Outlined its views in a new regulatory bulletin
The Massachusetts Division of Insurance issued a new bulletin today on the alleged abuses regarding Certificate of Insurances in order to highlight their purpose and correct use. In the bulletin, the Division of Insurance states that it “…has been informed, however, that some insurance companies and insurance producers are being asked to provide certificates of insurance that purport to amend, extend, or otherwise alter the terms on insurance provided by the underlying policy.” The Division goes on to state that the purpose of their bulletin is “…to advise insurers and insurance producers that certificates of insurance are not the proper method by which to amend a policy, that amending such certificates of insurance may create errors and omissions exposure, and that this activity may violate the Massachusetts insurance laws.” Certificates of insurance are summaries of insurance policies, including liability limits and are used to provide that information to insureds or third parties as proof of coverage rather than sending the actual policy.

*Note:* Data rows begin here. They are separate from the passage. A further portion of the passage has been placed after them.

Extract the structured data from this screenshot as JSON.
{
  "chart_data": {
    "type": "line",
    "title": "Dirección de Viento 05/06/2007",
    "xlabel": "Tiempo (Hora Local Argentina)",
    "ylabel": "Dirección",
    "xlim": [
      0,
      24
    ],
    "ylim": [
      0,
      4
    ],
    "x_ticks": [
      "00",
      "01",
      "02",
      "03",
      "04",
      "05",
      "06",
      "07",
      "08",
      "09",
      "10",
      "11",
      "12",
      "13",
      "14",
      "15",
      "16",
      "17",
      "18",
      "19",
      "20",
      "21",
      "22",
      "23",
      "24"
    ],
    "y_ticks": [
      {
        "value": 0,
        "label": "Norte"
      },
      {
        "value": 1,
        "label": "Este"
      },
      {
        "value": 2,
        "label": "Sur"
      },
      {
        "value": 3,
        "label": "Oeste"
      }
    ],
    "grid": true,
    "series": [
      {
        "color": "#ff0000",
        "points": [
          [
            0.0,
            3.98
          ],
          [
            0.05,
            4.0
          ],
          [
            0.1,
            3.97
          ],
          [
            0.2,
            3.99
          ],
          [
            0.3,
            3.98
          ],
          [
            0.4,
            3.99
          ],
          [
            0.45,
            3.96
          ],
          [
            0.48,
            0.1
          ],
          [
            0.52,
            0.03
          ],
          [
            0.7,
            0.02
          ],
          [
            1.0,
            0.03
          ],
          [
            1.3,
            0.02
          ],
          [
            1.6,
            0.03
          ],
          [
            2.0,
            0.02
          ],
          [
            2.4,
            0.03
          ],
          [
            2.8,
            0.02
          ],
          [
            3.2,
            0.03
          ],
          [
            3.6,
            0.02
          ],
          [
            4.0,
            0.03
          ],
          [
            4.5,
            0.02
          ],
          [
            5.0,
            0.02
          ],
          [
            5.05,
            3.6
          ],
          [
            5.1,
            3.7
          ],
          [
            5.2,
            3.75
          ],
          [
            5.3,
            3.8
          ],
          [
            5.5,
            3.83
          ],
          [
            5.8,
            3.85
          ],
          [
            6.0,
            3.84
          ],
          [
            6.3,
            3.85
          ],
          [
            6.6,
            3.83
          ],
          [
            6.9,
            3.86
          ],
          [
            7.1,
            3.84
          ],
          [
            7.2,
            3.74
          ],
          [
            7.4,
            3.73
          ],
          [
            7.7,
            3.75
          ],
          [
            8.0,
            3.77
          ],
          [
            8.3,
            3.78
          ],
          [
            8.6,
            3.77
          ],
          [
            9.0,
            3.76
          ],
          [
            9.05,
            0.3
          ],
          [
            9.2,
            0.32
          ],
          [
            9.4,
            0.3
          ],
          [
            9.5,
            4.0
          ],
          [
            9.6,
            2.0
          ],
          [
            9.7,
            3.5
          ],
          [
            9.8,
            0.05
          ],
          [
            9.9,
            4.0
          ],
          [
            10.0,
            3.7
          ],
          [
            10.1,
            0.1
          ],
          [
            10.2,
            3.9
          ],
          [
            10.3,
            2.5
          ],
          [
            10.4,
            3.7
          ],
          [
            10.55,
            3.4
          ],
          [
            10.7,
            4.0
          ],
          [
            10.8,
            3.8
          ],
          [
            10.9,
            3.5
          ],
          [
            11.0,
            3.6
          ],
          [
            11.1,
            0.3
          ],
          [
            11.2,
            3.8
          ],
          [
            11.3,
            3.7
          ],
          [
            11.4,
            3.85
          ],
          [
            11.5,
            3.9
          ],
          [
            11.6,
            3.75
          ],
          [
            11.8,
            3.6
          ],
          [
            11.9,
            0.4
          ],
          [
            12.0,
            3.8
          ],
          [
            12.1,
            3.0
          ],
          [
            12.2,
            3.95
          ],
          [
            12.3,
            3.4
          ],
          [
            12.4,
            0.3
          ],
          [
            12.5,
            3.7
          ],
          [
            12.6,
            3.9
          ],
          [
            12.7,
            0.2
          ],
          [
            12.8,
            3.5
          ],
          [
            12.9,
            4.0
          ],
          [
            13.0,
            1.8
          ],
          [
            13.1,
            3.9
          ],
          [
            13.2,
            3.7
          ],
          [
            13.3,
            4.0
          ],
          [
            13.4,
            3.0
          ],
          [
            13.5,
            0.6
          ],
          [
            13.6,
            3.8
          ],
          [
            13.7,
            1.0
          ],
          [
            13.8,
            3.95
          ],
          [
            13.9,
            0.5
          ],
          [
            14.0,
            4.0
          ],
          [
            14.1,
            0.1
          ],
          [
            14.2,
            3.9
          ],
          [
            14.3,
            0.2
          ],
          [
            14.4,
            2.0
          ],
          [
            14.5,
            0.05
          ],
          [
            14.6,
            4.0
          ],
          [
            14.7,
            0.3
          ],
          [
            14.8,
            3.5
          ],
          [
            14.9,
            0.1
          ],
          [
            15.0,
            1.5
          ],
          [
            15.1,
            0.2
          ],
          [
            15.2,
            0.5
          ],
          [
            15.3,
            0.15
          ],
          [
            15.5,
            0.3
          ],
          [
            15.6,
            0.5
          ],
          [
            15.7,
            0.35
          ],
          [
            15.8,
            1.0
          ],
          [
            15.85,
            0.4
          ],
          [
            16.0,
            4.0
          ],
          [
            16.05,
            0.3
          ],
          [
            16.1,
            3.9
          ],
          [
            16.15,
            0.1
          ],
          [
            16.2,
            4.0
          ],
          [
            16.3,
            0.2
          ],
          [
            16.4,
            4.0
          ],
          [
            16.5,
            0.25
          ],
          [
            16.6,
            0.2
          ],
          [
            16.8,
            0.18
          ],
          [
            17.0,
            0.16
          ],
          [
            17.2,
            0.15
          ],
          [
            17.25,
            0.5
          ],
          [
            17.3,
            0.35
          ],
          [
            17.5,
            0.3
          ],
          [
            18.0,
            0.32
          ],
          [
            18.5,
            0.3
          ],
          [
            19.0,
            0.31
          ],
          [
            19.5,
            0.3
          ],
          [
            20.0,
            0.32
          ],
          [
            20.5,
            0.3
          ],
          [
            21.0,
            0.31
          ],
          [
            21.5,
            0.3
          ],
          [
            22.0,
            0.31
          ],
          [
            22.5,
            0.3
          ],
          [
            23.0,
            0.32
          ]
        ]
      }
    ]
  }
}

As the Division makes clear in its bulletin, Certificates of Insurance should never be confused with actual policies of insurance, and cannot be used to amend, extend or alter any insurance coverage of the underlying policy. MG.L. c. 175 §§2B and 192 require that all insurance policy forms, including riders, endorsements and applications designed to accompany a policy be filed with the Division of Insurance. As such, the Division warns, “When an insurer or insurance producer executes a certificate of insurance that attempts to do more than merely offer a synopsis or summary of the policy, the insurer or producer risks the creation of obligations that are not payable by the underlying policy.” An action such as this would be a violation of Massachusetts insurance laws, in particular, M.G.L. c. 175 §181 and M.G.L. c.176D §3(1)(a) which prohibit the misrepresentation of the terms or benefits of an insurance policy. The Division of Insurance also believes that changing a certification of insurance in the ways described above may also be a violation of M.G.L. c.176D §3(9)(a) which states that misrepresenting the “pertinent facts or insurance policy provisions relating to coverages at issue” may be considered an unfair claim settlement practice. Finally, the Division states that “…should the additional terms and conditions contained in the certificate of insurance be in conflict with or otherwise alter, the policy forms, riders, endorsements or applications the insurer has filed with the Division, the insurer and/or insurance producer may have violated M.G.L. c. 175 §2B by issuing, delivering or otherwise using a policy form that has not been filed with the Division.”
Note that the prohibition applies not only to certificates of insurance, but to other documents as well including a formal opinion or any other document signed by an insurer or an insurance producer. As such, the Division cautions that anyone thinking of amending, extending or otherwise modifying a certificate of insurance know that such actions could carry heavy consequences and result in a violation of multiple insurance statutes.